Claim on Equity (2018), own calculation

Results

My DCF Valuation results in an estimate for Fair Value per Share (FVpS) of $ 213 (base case) compared to a current PpS of $117 (55% of FVpS). My prior valuation yielded an estimate of FVpS of $ 211.

CHKP sensitivities are high. Since my estimated terminal growth rate (TGR) is close to the discount rate (DR) used, the sensitivity is high to both valuation parameters. Changing TGR to 3.1% (-0.5%p) and DR to 7% (+1%p) results in an est. FVpS of $ 144 instead of 213. But this is a high quality business and a discount rate of 6% feels about right for me. Check Point operates within a growth industry becoming ever more important in our connected world.

Summary / Decision

I really feel very comfortable with CHKP because I am quite confident about the long term growth outlook. There are competitors that grow faster than CHKP (winning market share), but CHKP offers very high quality products, is investing more in growth going forward, owns valuable client relationship and trust.

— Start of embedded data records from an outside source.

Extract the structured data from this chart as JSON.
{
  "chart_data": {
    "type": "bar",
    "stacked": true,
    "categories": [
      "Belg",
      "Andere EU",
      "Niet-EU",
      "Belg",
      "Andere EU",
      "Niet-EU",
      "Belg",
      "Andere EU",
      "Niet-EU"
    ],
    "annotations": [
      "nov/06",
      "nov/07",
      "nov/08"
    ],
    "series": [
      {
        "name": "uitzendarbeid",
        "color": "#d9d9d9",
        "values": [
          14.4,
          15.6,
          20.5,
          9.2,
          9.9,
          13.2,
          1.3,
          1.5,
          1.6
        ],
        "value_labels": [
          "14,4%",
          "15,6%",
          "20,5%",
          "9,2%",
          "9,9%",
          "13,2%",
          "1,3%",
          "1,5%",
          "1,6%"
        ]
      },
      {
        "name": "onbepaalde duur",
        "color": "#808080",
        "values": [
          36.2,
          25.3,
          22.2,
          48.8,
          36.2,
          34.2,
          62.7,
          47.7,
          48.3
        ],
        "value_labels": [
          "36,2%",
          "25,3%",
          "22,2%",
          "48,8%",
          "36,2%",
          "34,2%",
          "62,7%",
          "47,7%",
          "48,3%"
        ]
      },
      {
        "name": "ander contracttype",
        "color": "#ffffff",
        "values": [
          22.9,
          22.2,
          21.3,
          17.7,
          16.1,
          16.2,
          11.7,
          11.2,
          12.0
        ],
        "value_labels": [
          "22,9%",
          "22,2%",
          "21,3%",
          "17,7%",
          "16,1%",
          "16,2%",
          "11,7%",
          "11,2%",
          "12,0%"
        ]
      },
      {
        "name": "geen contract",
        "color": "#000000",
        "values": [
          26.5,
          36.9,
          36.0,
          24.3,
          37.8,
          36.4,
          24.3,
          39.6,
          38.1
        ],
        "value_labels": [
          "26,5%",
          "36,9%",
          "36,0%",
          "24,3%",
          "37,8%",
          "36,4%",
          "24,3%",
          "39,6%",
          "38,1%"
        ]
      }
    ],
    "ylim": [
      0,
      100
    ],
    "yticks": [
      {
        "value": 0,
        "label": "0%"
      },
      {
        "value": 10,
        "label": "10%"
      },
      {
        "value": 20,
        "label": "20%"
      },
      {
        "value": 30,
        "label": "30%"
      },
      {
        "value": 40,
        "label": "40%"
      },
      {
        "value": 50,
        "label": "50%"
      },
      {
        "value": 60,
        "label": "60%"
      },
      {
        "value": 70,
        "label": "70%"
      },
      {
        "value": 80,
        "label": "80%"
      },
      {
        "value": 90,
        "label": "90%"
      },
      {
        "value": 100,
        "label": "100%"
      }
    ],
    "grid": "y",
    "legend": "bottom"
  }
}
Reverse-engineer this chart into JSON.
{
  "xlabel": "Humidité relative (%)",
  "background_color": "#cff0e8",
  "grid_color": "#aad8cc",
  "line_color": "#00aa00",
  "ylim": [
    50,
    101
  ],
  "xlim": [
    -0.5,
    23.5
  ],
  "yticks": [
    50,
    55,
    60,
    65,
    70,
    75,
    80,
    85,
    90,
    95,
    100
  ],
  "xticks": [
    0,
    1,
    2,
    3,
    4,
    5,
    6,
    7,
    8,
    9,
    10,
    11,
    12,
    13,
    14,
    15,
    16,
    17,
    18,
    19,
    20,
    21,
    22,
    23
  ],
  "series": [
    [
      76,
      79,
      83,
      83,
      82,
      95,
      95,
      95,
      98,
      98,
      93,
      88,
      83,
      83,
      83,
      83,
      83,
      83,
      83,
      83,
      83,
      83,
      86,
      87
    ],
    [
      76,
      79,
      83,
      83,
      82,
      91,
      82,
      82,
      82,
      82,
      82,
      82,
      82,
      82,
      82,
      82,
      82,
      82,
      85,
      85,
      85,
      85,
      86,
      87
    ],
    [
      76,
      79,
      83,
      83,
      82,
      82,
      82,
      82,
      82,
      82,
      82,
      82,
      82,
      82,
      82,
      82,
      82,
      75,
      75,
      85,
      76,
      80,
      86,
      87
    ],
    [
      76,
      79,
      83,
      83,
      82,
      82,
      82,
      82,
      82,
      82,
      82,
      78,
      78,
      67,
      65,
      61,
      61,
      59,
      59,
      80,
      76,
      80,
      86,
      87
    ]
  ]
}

I also do believe, that economic downturns (which could be well underway) will only have a minor impact on short term revenues/profits. CHKPs revenues are quite “sticky” and are supported from long term tailwinds (read about cyber security becoming more important here). In general I conclude CHKP is a very high quality but currently significantly undervalued business, so I am inclined to buy more shares in the future.

I hope you enjoyed this blog post. Please feel very welcome to engage in a discussion of my assumptions (growth, margins, quality, etc.) or to give generel feedback 🙂
Best, s4v

6 thoughts on “Valuation Update of Check Point Software after FY 2019 results

  1. Thank you very much for your kind words and perspective!
    What shall «but I think is this business» mean?

    In my words:
    Where you are wrong: CHKP is not missing growth, but it is not growing as fast as its high flying peers (as written in earlier posts about check point.
    Where you are right: market is not appreciating CHKPs (lower) growth. But, that could change very much, if CHKP surprises with higher than expected growth rates (i.e. when the transition of customers to subscriptions is more progressed).

    Other important facts: Check points is very profitable (compared to some peers), its investing more in sales & marketing now, its generating cash now not (maybe) sometimes far in the future, its buying back shares (leveraging a perceived undervaluation).